What, do you think, is the US army supposed to do in case of a war in Iran? Iran is going nuclear at this very moment, they are within five years of the bomb; either the US allows it to happen or they don't. If they don't, the US will have to go in somehow, and that will probably mean overthrowing the government. Defeating the army will be a bit more difficult than Iraq's, but not impossible - and what then? The US will need a plan B for this case really quick, if they don't want Iran to fall apart and become another terrorists' paradise like Afghanistan - Iran is a country with very strong centrifugal forces in the provinces, and if the central government were to topple, the result would be a hell of instability. So that will have to mean occupying the country, simply because of lack of options - most Iranian organized exile groups who could form a proxy government are even more bizarre than the Iraqi émigrés and have no support whatsoever in the country. This includes the most theoretically legitimate of them, the former Shah's family; they don't call them the "zero kilometer kings" for nothing in Iran, and over all of the Islamic Republic's atrocities they haven't forgotten the Shah's torture chambers either. The country is larger, the terrain is much more difficult to control, and while most of the populace admires the American way of life, they have been indoctrinated quite a bit against America for the last twenty years. Most of them have been watching TV what's going on on in Iraq, too, and murals with (sometimes rather exaggerated) pictures from Abu Ghuraib have appeared all over Tehran over the last months. They are a proud people, and they will not fall in love with the idea of the US occupying them. Iran is not a piece of cake - not so much because of its army, but because of all the rest of it, the part that is not fought with subs, tanks and strategic bombers. I've had first-hand experience of the country, and I'm saying this out of experience as a consultant and language trainer (Farsi and Dari) for the German army, who expect serious trouble in Iran within the next five or ten years; read: large-scale peacekeeping mission. Please, US, don't botch this, it would be a complete disaster.

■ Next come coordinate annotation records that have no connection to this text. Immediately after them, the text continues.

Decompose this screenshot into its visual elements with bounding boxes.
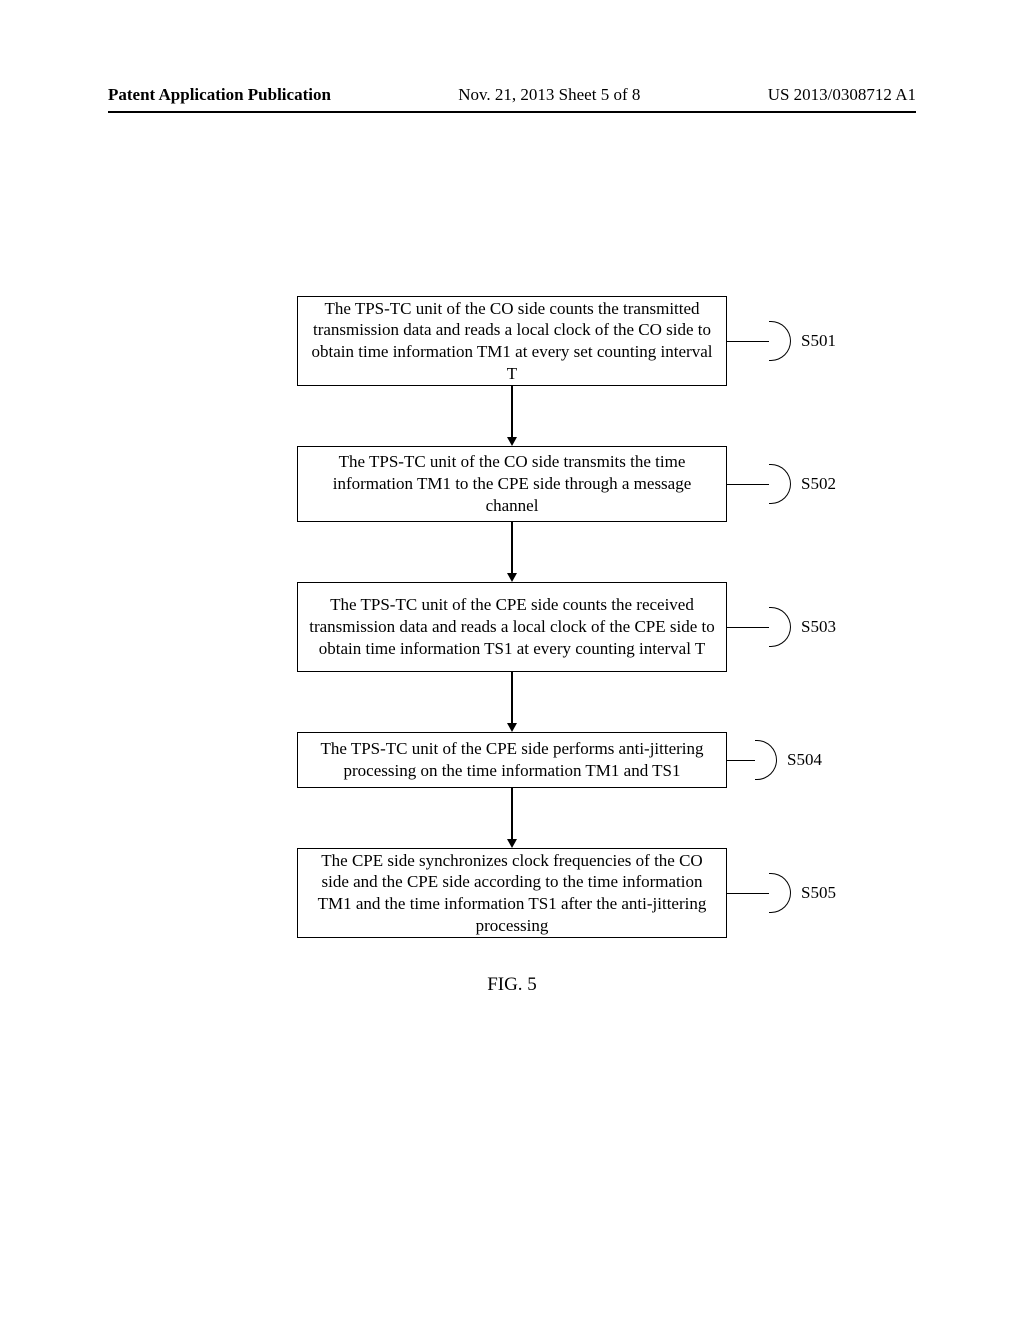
flow-step: The CPE side synchronizes clock frequenc… (297, 848, 727, 938)
flow-arrow (507, 788, 517, 848)
arrow-head-icon (507, 723, 517, 732)
header-rule (108, 111, 916, 113)
header-publication: Patent Application Publication (108, 85, 331, 105)
step-id-label: S505 (801, 883, 836, 903)
arrow-head-icon (507, 573, 517, 582)
figure-caption: FIG. 5 (487, 974, 537, 996)
step-id-label: S503 (801, 617, 836, 637)
flow-box: The CPE side synchronizes clock frequenc… (297, 848, 727, 938)
connector-arc (769, 464, 791, 504)
connector-line (727, 760, 755, 761)
arrow-line (511, 386, 513, 437)
connector-arc (755, 740, 777, 780)
flow-arrow (507, 672, 517, 732)
connector-arc (769, 321, 791, 361)
flow-box: The TPS-TC unit of the CO side transmits… (297, 446, 727, 522)
connector-arc (769, 873, 791, 913)
step-label-connector: S504 (727, 740, 822, 780)
flow-arrow (507, 386, 517, 446)
page-header: Patent Application Publication Nov. 21, … (0, 85, 1024, 113)
step-id-label: S504 (787, 750, 822, 770)
step-label-connector: S505 (727, 873, 836, 913)
header-docnum: US 2013/0308712 A1 (768, 85, 916, 105)
flow-step: The TPS-TC unit of the CPE side performs… (297, 732, 727, 788)
flow-step: The TPS-TC unit of the CPE side counts t… (297, 582, 727, 672)
arrow-head-icon (507, 839, 517, 848)
arrow-line (511, 672, 513, 723)
connector-line (727, 893, 769, 894)
connector-arc (769, 607, 791, 647)
step-label-connector: S501 (727, 321, 836, 361)
arrow-line (511, 788, 513, 839)
step-label-connector: S502 (727, 464, 836, 504)
flow-step: The TPS-TC unit of the CO side transmits… (297, 446, 727, 522)
header-date-sheet: Nov. 21, 2013 Sheet 5 of 8 (458, 85, 640, 105)
header-row: Patent Application Publication Nov. 21, … (108, 85, 916, 105)
step-label-connector: S503 (727, 607, 836, 647)
connector-line (727, 484, 769, 485)
arrow-head-icon (507, 437, 517, 446)
flow-box: The TPS-TC unit of the CPE side performs… (297, 732, 727, 788)
arrow-line (511, 522, 513, 573)
flow-step: The TPS-TC unit of the CO side counts th… (297, 296, 727, 386)
connector-line (727, 627, 769, 628)
flow-arrow (507, 522, 517, 582)
flow-box: The TPS-TC unit of the CPE side counts t… (297, 582, 727, 672)
connector-line (727, 341, 769, 342)
step-id-label: S501 (801, 331, 836, 351)
flow-box: The TPS-TC unit of the CO side counts th… (297, 296, 727, 386)
flowchart: The TPS-TC unit of the CO side counts th… (0, 296, 1024, 996)
step-id-label: S502 (801, 474, 836, 494)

And Africa? All the future conflicts in Africa are of the Somalia/Iraq type, with easily defeated armies and a difficult peacekeeping job. The US has an extremely poor track record in these situations, especially if the US is serious about implementing peace or democracy. Of course, it's a tempting idea to just install stable, US-friendly dictatorships that keep the dirty jobs in-house. But the America I know and respect is the America that liberated my country from the Nazis and installed a prosperous democracy, not the one that installs puppet military dictatorships in the Third World (if it's even possible to separate the two Americas).
While there's still China and North Korea around to justify the "subs, planes, tanks, and satellites", it's still a necessity to account for the Iraq/Somalia/Iran/Africa guerilla-style type of conflict as well, where the real enemy is not the enemy's army but the anti-American resentments in the local population.